L’oeuvre de la semaine : « Tous les gens géniaux sont mélancoliques »

Jan Cox, autoportrait, 1944. Galerie De Zwarte Panter, Anvers. © DR
Guy Gilsoul Journaliste

Ainsi l’affirmait Aristote. De nombreux artistes ont en tous cas traité le thème de la mélancolie, un mal être liée disait-on à la bile noire.

Par les religieux des temps anciens, la mélancolie était même jugée comme une faute et même la plus grave. La raison en est simple. Alors que les autres péchés ont toujours un objet (tuer, voler, mentir..), la mélancolie n’en n’a pas. On ne sait pas expliquer la raison de cet état qui associe tristesse, désespoir et tétanie. Il vous prend insidieusement en vous ramenant à vos peurs. La nuit est perçue comme une mort. Le jour comme le dernier. L’angoisse grandit. La solitude de l’artiste face à son chevalet et ses murs invite souvent à méditer sur la vanité des choses et de la vie.

Alors, il se met au travail et plus il travaille, plus il s’ouvre à la création. Et parfois, au génie. La mélancolie serait-elle alors une qualité d’être? Ce serait trop facile car au fil de ces traversées, le risque est aussi celui d’une perte avec la réalité des autres. Le terme « artiste » n’est au demeurant pas innocent. Il apparait au XIXe siècle lorsque le peintre osa se regarder, droit dans les yeux plutôt que de se représenter. On trouva un terme pour l’y enfermer : romantisme.

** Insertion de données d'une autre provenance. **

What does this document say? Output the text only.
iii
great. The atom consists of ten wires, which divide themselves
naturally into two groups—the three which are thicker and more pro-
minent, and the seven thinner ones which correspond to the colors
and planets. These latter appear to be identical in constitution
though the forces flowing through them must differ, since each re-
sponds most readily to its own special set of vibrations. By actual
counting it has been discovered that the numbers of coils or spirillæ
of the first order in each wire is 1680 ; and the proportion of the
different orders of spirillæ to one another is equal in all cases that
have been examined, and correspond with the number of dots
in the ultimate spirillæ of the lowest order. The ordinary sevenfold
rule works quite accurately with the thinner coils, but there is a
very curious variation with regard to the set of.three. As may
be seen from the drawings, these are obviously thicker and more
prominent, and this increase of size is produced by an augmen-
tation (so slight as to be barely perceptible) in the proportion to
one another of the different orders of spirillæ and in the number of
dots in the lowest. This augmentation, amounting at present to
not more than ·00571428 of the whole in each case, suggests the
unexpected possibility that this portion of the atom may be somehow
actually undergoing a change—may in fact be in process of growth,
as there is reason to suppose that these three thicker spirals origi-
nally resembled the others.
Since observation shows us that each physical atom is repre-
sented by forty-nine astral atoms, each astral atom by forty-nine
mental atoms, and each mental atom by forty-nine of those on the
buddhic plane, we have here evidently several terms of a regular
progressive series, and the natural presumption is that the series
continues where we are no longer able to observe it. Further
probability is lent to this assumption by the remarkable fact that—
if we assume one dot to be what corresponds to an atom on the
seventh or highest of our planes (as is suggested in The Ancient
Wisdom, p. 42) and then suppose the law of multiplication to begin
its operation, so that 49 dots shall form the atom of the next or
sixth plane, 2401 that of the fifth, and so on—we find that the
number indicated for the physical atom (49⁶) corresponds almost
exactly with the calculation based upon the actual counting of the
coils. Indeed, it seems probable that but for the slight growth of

Pourtant, bien avant, il y eut Rembrandt. Aujourd’hui, nombreux sont ceux qui refusent le consensus et le jeu social au profit de cette quête de soi aussitôt teintée à l’encre de la mélancolie. L’un de nos plus grands artistes était de ceux-là. Il s’agit de Jan Cox dont voici un autoportrait daté de 1944. La guerre encore et toujours direz-vous. Oui, mais elle n’explique pas tout. En réalité, elle ne fait qu’attiser la mélancolie en lui. Observons. La solitude au fond d’une pièce vide. Un fond aussi indéfini que menaçant. Que regarde-t-il ? Pas lui, ni nous mais, quelque-chose au loin indéfinissable et qui l’attire à la manière d’un suicide annoncé. Et comme Rothko, Kirchner, Van Gogh et tant d’autres, un jour, il se donnera à la mort après avoir dessiné à la craie blanche, sur le plancher de bois de son atelier, une flèche indiquant la sortie.

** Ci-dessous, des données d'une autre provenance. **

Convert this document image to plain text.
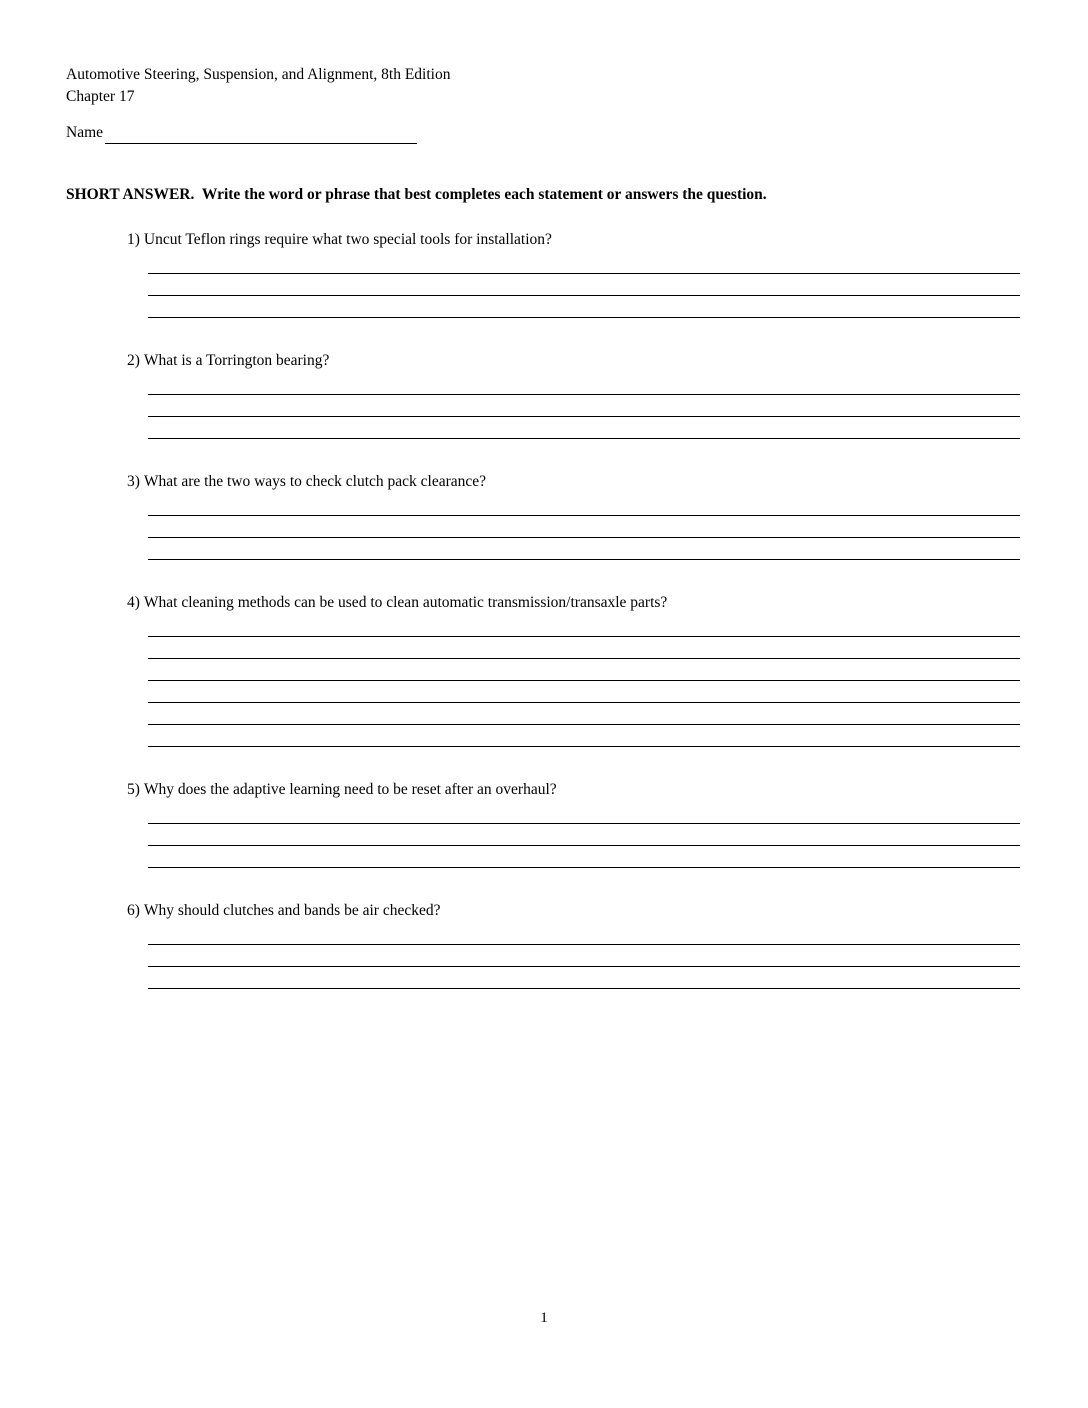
Automotive Steering, Suspension, and Alignment, 8th Edition
Chapter 17
Name
SHORT ANSWER.  Write the word or phrase that best completes each statement or answers the question.
1) Uncut Teflon rings require what two special tools for installation?
2) What is a Torrington bearing?
3) What are the two ways to check clutch pack clearance?
4) What cleaning methods can be used to clean automatic transmission/transaxle parts?
5) Why does the adaptive learning need to be reset after an overhaul?
6) Why should clutches and bands be air checked?
1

Cette oeuvre est présentée à l’occasion d’une exposition titrée « Chambres sombres » qui confronte science médicale et art, avec des oeuvres et des documents du passé et d’aujourd’hui éclairant les chemins de la mélancolie, de l’acédie, de la dépression et du burnout.

Gand, musée du Dr Ghislain. Josef Guislainstaat. Jusqu’au 31 mai 2015. Du MA au Ve de 9 à 17 heures ; Sa et Di de 13 à 17 heures.